Is It Too Late to Pull Myanmar’s Rohingya Crisis Back From the Brink?

Is It Too Late to Pull Myanmar’s Rohingya Crisis Back From the Brink?
Bangladeshi border guards keep watch over Rohingya Muslims from Myanmar as they stop them from crossing into Bangladesh, Ghumdhum, Bangladesh, Aug. 27, 2017 (AP photo by Mushfiqul Alam).

YANGON, Myanmar — Violence has again engulfed Myanmar’s volatile Rakhine state, killing scores of people and stoking fears that the long-running crisis there has grown more intractable and more likely to foster radicalization. Many had hoped that Myanmar’s democratically elected government, which took over 18 months ago amid a transition from military rule, could take steps to alleviate the conflict and end the underlying human rights abuses of the Rohingya minority. But the rapidly deteriorating security situation, called predictable and preventable by the United Nations, has emerged as a key stumbling bloc for Nobel laureate Aung San Suu Kyi’s administration, overshadowing recently proposed measures to redress grievances.

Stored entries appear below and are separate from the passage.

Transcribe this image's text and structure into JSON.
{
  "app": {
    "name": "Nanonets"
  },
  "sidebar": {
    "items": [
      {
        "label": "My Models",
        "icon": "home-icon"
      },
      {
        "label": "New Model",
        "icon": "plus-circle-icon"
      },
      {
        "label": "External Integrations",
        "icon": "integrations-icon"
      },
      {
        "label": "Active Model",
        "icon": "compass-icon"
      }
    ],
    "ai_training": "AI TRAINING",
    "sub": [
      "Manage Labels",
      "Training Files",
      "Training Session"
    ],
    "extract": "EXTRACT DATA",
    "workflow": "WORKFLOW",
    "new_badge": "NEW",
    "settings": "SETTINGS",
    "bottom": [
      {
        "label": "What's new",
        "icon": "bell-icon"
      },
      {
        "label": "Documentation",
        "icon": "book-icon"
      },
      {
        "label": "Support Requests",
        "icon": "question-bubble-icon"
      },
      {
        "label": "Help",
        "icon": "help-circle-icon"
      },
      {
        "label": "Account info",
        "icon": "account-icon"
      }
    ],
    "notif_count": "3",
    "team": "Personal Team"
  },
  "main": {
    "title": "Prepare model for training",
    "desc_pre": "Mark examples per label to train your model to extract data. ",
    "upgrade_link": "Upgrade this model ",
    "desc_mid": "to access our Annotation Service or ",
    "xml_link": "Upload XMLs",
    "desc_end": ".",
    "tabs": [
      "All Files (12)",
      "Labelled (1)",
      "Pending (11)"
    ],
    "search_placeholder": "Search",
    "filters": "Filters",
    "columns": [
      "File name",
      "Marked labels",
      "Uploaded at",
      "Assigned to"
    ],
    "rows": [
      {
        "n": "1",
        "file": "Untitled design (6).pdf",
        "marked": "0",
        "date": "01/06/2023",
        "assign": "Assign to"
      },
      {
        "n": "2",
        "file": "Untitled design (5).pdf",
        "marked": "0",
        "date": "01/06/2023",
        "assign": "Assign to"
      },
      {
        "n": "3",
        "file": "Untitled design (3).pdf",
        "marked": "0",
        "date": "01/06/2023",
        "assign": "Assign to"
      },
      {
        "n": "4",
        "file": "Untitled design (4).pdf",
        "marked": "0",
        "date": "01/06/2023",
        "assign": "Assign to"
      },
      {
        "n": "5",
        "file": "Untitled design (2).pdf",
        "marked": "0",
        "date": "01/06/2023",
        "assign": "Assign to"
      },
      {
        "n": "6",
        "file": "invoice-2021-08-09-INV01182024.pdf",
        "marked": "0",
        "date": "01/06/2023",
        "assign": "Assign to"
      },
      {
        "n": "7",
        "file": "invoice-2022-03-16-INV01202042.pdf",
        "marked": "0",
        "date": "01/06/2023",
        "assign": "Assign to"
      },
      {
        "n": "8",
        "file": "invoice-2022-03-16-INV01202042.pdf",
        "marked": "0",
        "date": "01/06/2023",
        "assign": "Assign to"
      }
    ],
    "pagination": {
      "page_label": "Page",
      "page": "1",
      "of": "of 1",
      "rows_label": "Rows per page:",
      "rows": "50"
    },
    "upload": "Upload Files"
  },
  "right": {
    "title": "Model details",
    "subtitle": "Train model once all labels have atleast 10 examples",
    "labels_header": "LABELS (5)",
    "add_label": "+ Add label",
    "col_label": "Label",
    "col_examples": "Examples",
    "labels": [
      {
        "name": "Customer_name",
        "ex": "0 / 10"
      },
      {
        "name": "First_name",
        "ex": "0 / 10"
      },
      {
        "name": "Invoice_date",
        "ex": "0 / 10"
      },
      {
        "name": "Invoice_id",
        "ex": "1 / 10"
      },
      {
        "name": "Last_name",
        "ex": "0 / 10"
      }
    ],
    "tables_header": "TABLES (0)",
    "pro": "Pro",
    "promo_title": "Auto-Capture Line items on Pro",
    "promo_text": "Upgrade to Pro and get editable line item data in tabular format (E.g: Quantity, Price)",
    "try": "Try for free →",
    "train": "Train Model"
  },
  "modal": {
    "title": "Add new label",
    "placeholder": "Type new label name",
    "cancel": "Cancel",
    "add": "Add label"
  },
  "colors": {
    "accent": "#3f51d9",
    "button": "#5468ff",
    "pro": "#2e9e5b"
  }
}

Renewed insurgent attacks last week set off the bloodiest fighting in Rakhine in at least five years, pitting rebels from Myanmar’s Rohingya Muslim minority waging what some called their “last fight” against a military accused of deliberately blurring the line between “terrorists” and civilian “abettors.” As of Thursday, less than a week after the clashes erupted, the confirmed casualties totaled at least 110, including dozens of militants, 12 security officials and an unknown number of civilians. Human rights workers fear the toll is much higher. Meanwhile, over 4,000 predominantly Buddhist villagers have been evacuated, and 27,500 Rohingya have poured over the border into Bangladesh.

Rohingya insurgents known as the Arakan Rohingya Salvation Army, or ARSA, claimed responsibility for pre-dawn attacks last week on border police outposts in Rakhine, which runs along the Bay of Bengal in western Myanmar. Observers say the assault was both much larger and more sophisticated than the group’s initial raids last October, which prompted a thundering military response—and with it, allegations of serious human rights abuses.